Illustrative photo: archive of ČRo 7 - Radio Prague
The first one today was a young fellow in a cheap suit, nearly half my age, who thought we might have a chat about life insurance. We didn’t. Among other things, I can’t help but feeling that someone selling me life insurance should at least look like he is closer to death than I am. But the next rendezvous looked more promising anyway. Just a few paces off from the insurance enthusiast, my eyes met the shy and smiling eyes of a beautiful young woman, dressed in green, exuding green in fact, and hugging a clipboard. We watched each other near each other for many a long second, until at last she stepped forward into that last bit of emptiness between us and asked me: ‘Do you like nature’?

‘Nope, hate nature‚’ I said, and walked into the dingy metro vestibule.

Leaving the metro two stops away, yet another friendly Czech stopped me to enquire about my telephone calling habits, before another, almost silently, a few minutes later, pressed a small can of Coca-Cola into my hand – that being the most pleasant of the day’s encounters, as true friendliness is after all about giving.

This friendliness has only been around for a few months now though, and I’m not particularly enjoying it to be honest. I’m sure that if I lived in a country where people were this friendly all the time, I would emigrate. I’m sure because I did live in a country where they were this friendly and I did emigrate. I want the typically unobtrusive Czechs back. And at the same time my heart goes out to the armies of affable street promotion people, because I’ve walked around in their shoes a bit. Being a reporter for a respectable news service gets you no more respect when asking people on the streets of Prague their views on the Lisbon treaty or the hot weather than selling life insurance does. The ones who offer a polite excuse are few and far between; more often than not they see the microphone from down the street and avoid you like a leper offering a handkerchief.

To set the record straight, it isn’t true that Czechs, or Praguers, are unfriendly, of course. I cannot believe there is a large community of people anywhere that could be definitively unfriendly; since people are by nature social beings, labelling a group as endemically unkind can only be the result of misunderstanding. In the case of Czechs, what does seem to be true is that they are deeply suspicious of public displays of unfounded glee and camaraderie. I for one disagree that this stance has much to do with the short period of communism that scarred this culture’s thousand-year history, propounded by many a foreign commentator. I propound that, if anything, it comes from the exasperation of being stuck between dozens of endlessly warring and conniving European tribes who are bigger than you. Once the initial stage of suspicion is past, Czechs are as naturally friendly and affable as the most gregarious American waiter. Well, almost.

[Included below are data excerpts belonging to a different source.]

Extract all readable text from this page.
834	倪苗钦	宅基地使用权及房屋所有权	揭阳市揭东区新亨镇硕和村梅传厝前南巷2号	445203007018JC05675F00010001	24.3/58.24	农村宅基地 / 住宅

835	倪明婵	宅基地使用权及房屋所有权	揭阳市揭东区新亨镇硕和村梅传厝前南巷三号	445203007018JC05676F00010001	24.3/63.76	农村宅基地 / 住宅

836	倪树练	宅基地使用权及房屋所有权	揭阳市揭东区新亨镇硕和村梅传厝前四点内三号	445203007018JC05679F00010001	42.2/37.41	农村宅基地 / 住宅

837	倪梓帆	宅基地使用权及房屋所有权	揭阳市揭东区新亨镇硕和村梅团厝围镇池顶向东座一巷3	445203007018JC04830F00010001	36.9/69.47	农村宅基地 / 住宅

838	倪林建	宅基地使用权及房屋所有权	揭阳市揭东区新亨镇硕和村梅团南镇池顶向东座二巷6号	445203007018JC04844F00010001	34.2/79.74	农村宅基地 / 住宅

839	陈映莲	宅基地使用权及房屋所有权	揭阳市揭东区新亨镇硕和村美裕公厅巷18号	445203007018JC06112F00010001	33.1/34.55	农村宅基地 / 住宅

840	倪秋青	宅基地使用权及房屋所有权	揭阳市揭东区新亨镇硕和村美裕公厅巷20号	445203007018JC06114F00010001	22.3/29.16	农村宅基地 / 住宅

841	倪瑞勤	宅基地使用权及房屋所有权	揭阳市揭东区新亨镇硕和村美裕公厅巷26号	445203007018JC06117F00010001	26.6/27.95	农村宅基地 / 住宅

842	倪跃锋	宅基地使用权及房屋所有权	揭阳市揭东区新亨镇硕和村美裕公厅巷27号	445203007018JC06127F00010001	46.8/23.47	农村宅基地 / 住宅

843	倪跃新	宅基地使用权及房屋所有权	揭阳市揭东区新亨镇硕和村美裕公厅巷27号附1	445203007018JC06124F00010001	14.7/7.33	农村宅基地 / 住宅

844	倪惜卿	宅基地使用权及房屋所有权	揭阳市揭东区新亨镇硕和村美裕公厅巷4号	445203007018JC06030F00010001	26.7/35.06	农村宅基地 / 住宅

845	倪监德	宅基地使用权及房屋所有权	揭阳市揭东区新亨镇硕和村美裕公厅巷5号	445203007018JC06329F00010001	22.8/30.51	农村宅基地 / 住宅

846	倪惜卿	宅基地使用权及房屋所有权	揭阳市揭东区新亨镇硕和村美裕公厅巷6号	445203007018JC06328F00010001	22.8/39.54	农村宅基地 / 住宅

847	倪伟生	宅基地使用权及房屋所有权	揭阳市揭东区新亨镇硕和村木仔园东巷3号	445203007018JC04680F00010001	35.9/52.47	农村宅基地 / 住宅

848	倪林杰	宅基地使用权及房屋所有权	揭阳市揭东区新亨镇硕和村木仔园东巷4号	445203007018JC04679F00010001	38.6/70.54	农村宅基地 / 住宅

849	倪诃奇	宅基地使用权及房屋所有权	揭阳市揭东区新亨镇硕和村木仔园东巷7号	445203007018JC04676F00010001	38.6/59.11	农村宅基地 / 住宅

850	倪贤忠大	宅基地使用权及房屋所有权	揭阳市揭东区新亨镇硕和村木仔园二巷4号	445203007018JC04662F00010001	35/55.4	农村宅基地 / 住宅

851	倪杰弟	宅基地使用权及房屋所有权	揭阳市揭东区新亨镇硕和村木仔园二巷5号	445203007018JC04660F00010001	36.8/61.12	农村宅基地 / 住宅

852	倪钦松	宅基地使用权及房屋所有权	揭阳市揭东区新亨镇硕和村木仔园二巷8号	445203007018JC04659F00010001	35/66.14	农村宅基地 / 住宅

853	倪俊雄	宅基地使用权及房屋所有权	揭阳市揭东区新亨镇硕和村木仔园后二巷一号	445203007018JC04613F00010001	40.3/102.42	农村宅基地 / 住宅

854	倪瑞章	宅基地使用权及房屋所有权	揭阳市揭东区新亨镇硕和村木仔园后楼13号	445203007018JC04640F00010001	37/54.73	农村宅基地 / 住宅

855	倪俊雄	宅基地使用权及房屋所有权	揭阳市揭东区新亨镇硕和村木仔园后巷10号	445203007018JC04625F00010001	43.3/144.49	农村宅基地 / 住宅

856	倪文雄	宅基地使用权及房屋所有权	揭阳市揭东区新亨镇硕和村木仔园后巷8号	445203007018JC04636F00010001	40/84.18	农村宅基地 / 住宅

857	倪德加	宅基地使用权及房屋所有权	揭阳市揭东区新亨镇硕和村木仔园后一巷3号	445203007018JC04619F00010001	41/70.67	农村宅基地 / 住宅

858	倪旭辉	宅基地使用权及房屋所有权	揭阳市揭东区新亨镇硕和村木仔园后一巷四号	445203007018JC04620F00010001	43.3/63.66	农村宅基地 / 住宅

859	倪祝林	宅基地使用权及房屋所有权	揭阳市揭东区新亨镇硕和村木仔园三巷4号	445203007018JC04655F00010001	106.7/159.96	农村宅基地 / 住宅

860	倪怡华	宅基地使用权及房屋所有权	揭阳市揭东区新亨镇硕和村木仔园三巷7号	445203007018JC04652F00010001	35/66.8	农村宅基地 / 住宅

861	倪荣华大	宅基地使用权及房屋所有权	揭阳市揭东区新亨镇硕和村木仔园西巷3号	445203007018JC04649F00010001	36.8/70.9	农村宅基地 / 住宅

And so why on earth would anyone even attempt to send promoters out into the streets to engage the naturally leery public? I can’t imagine that any promotional or financial good really comes of it in this country of all countries. It seems to be more a sporadic experiment carried out every few years by naive expatriate marketing managers who I think inevitably must go home in failure saying to themselves, ‘Why aren’t those Czechs more friendly?’